Prestação de Serviços Médicos em ClínicaPrivada

 

A prestação de serviços médicos em clínica privada tem sido dividida em 3 diferentes tipos. Contrato total, em que o paciente contrata com uma clínica ou hospital de “uma só vez” os serviços do médico, contrata o internamento, a locação e compra e venda de medicamentos e a empreitada para a confeção de alimentos. O contrato total com escolha de médico, que não será mais do que um contrato total que exclui parte dos serviços médicos (necessariamente contratados à parte). E o contrato dividido, no qual a Clínica apenas assume as obrigações decorrentes do internamento (hospedagem, cuidados paramédicos, etc.), enquanto o serviço médico é directa e autonomamente prestado e acordado com, e por, um médico.

Definir e delimitar a relação contratual em causa é fundamental no momento do apuramento de eventuais responsabilidades contratuais. Sendo que, no primeiro e segundo casos, haverá responsabilidade contratual da Clínica, por todos os danos ocorridos, enquanto no terceiro caso, a clínica não é responsável pelos actos médicos mas apenas relativo aos actos de internamento, havendo neste caso dois contratos separados, respondendo o médico pelo seu próprio incumprimento.

Para tanto, os tribunais têm recorrido ao método indiciário. Recorrem, portanto, a “pistas” e procuram apurar se, por exemplo, há dois recibos separados, um para os cuidados de internamento e outro para tratamento médico, ou pelo menos, um recibo com os honorários discriminados e diferenciados; ou determinar a relação contratual que une o médico à Clínica: tratando-se de um contrato de trabalho, ou uma prestação de serviços regular, o médico presume-se um auxiliar da Clínica, aplicando-se o regime do contrato total ou total com escolha de médico; já se o médico tem total independência de horários, organização do tempo ao longo do ano, ou se o cliente procura a Clínica a pedido do médico, então estaremos perante um contrato dividido.

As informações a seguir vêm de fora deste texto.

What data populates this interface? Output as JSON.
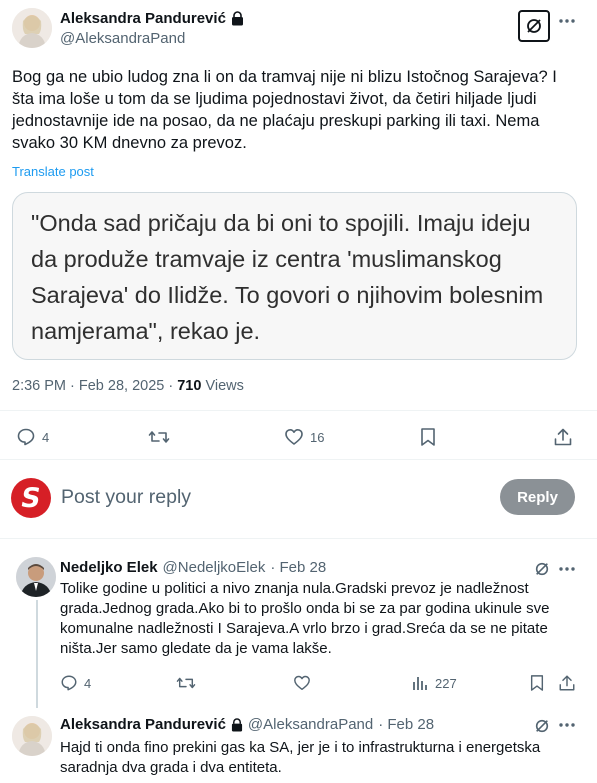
{
  "post": {
    "author_name": "Aleksandra Pandurević",
    "author_handle": "@AleksandraPand",
    "text": "Bog ga ne ubio ludog zna li on da tramvaj nije ni blizu Istočnog Sarajeva? I šta ima loše u tom da se ljudima pojednostavi život, da četiri hiljade ljudi jednostavnije ide na posao, da ne plaćaju preskupi parking ili taxi. Nema svako 30 KM dnevno za prevoz.",
    "translate_label": "Translate post",
    "quote_image_text": "\"Onda sad pričaju da bi oni to spojili. Imaju ideju da produže tramvaje iz centra 'muslimanskog Sarajeva' do Ilidže. To govori o njihovim bolesnim namjerama\", rekao je.",
    "timestamp": "2:36 PM · Feb 28, 2025 · ",
    "views_count": "710",
    "views_label": " Views",
    "replies": "4",
    "likes": "16"
  },
  "composer": {
    "placeholder": "Post your reply",
    "reply_button": "Reply",
    "avatar_letter": "S"
  },
  "replies": [
    {
      "author_name": "Nedeljko Elek",
      "author_handle": "@NedeljkoElek",
      "time": "· Feb 28",
      "text": "Tolike godine u politici a nivo znanja nula.Gradski prevoz je nadležnost grada.Jednog grada.Ako bi to prošlo onda bi se za par godina ukinule sve komunalne nadležnosti I Sarajeva.A vrlo brzo i grad.Sreća da se ne pitate ništa.Jer samo gledate da je vama lakše.",
      "replies": "4",
      "views": "227"
    },
    {
      "author_name": "Aleksandra Pandurević",
      "author_handle": "@AleksandraPand",
      "time": "· Feb 28",
      "text": "Hajd ti onda fino prekini gas ka SA, jer je i to infrastrukturna i energetska saradnja dva grada i dva entiteta."
    }
  ],
  "colors": {
    "accent": "#1d9bf0",
    "muted": "#536471",
    "divider": "#eff3f4",
    "reply_button_bg": "#8b9196",
    "logo_red": "#d61f26"
  }
}
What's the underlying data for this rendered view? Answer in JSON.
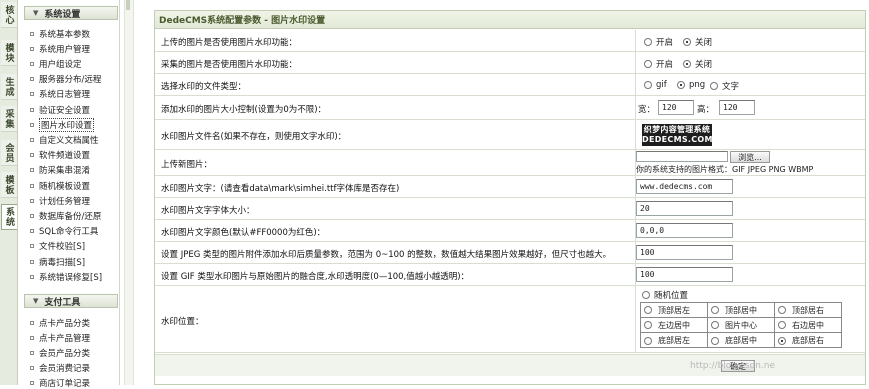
{
  "vertical_tabs": [
    "核心",
    "模块",
    "生成",
    "采集",
    "会员",
    "模板",
    "系统"
  ],
  "sidebar": {
    "section1_title": "系统设置",
    "section1_items": [
      "系统基本参数",
      "系统用户管理",
      "用户组设定",
      "服务器分布/远程",
      "系统日志管理",
      "验证安全设置",
      "图片水印设置",
      "自定义文档属性",
      "软件频道设置",
      "防采集串混淆",
      "随机模板设置",
      "计划任务管理",
      "数据库备份/还原",
      "SQL命令行工具",
      "文件校验[S]",
      "病毒扫描[S]",
      "系统错误修复[S]"
    ],
    "section2_title": "支付工具",
    "section2_items": [
      "点卡产品分类",
      "点卡产品管理",
      "会员产品分类",
      "会员消费记录",
      "商店订单记录"
    ]
  },
  "form": {
    "title": "DedeCMS系统配置参数 - 图片水印设置",
    "rows": {
      "upload_watermark": {
        "label": "上传的图片是否使用图片水印功能：",
        "opt_on": "开启",
        "opt_off": "关闭"
      },
      "collect_watermark": {
        "label": "采集的图片是否使用图片水印功能：",
        "opt_on": "开启",
        "opt_off": "关闭"
      },
      "file_type": {
        "label": "选择水印的文件类型：",
        "opt_gif": "gif",
        "opt_png": "png",
        "opt_text": "文字"
      },
      "size_limit": {
        "label": "添加水印的图片大小控制(设置为0为不限)：",
        "width_label": "宽：",
        "width_value": "120",
        "height_label": "高：",
        "height_value": "120"
      },
      "image_file": {
        "label": "水印图片文件名(如果不存在，则使用文字水印)：",
        "logo_line1": "织梦内容管理系统",
        "logo_line2": "DEDECMS.COM"
      },
      "upload_image": {
        "label": "上传新图片：",
        "browse": "浏览...",
        "formats": "你的系统支持的图片格式：GIF JPEG PNG WBMP"
      },
      "text": {
        "label": "水印图片文字：(请查看data\\mark\\simhei.ttf字体库是否存在)",
        "value": "www.dedecms.com"
      },
      "font_size": {
        "label": "水印图片文字字体大小：",
        "value": "20"
      },
      "font_color": {
        "label": "水印图片文字颜色(默认#FF0000为红色)：",
        "value": "0,0,0"
      },
      "jpeg_quality": {
        "label": "设置 JPEG 类型的图片附件添加水印后质量参数，范围为 0~100 的整数，数值越大结果图片效果越好，但尺寸也越大。",
        "value": "100"
      },
      "gif_alpha": {
        "label": "设置 GIF 类型水印图片与原始图片的融合度,水印透明度(0—100,值越小越透明)：",
        "value": "100"
      },
      "position": {
        "label": "水印位置：",
        "random": "随机位置",
        "cells": [
          "顶部居左",
          "顶部居中",
          "顶部居右",
          "左边居中",
          "图片中心",
          "右边居中",
          "底部居左",
          "底部居中",
          "底部居右"
        ]
      }
    },
    "confirm": "确定"
  },
  "watermark_text": "http://blog.csdn.ne"
}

Determinado e delimitado o contrato que liga o paciente à clínica ou hospital e ao médico e apurada a responsabilidade contratual “geral”, não pode deixar de apurar também a responsabilidade pelo acto médico. Põe-se, então, também a questão de saber se a responsabilidade médica é contratual ou extracontratual. A regra é a da responsabilidade contratual do médico, correspondendo a responsabilidade extracontratual do médico a uma excepção que, em geral, ocorre em situações em que o médico tem de atuar com urgência, em que não foi colhido o acordo ou o consentimento do paciente quanto à sua atuação ou à sua intervenção. Este último, não será o caso da prestação de serviços em clínica privada em que se exigirá sempre o consentimento, pelo menos verbal, do paciente.

Apurada então a responsabilidade contratual do médico no caso de se estar perante uma modalidade de dividido, deve proceder-se então à análise do acto em si mesmo e qualificar tal acto quanto à (i)licitude. Ora, é condição da licitude de uma ingerência médica na integridade física dos pacientes, que estes consintam nessa ingerência e que esse consentimento seja prestado de forma esclarecida. Isto é, que o pacientes estejam cientes dos dados relevantes em função das circunstâncias do caso, entre os quais a informação acerca dos riscos próprios de cada intervenção médica. Assume então particular relevância a forma e conteúdo do consentimento informado prestado pelo paciente. Tal consentimento, ainda que feito, se não for prestado de forma completa pelo médico e dado de forma esclarecida pelo paciente, frequentemente levará à responsabilização do médico. Ou seja, no âmbito de uma intervenção médica, a falta de cumprimento do dever objectivo de diligência ou de cuidado, imposto pelas leges artis, e mesmo não se provando a violação desse dever, ainda assim, sempre se terá de averiguar se foi devidamente cumprido o dever de informar o paciente dos riscos inerentes à intervenção médica e o paciente os aceitou de forma esclarecida.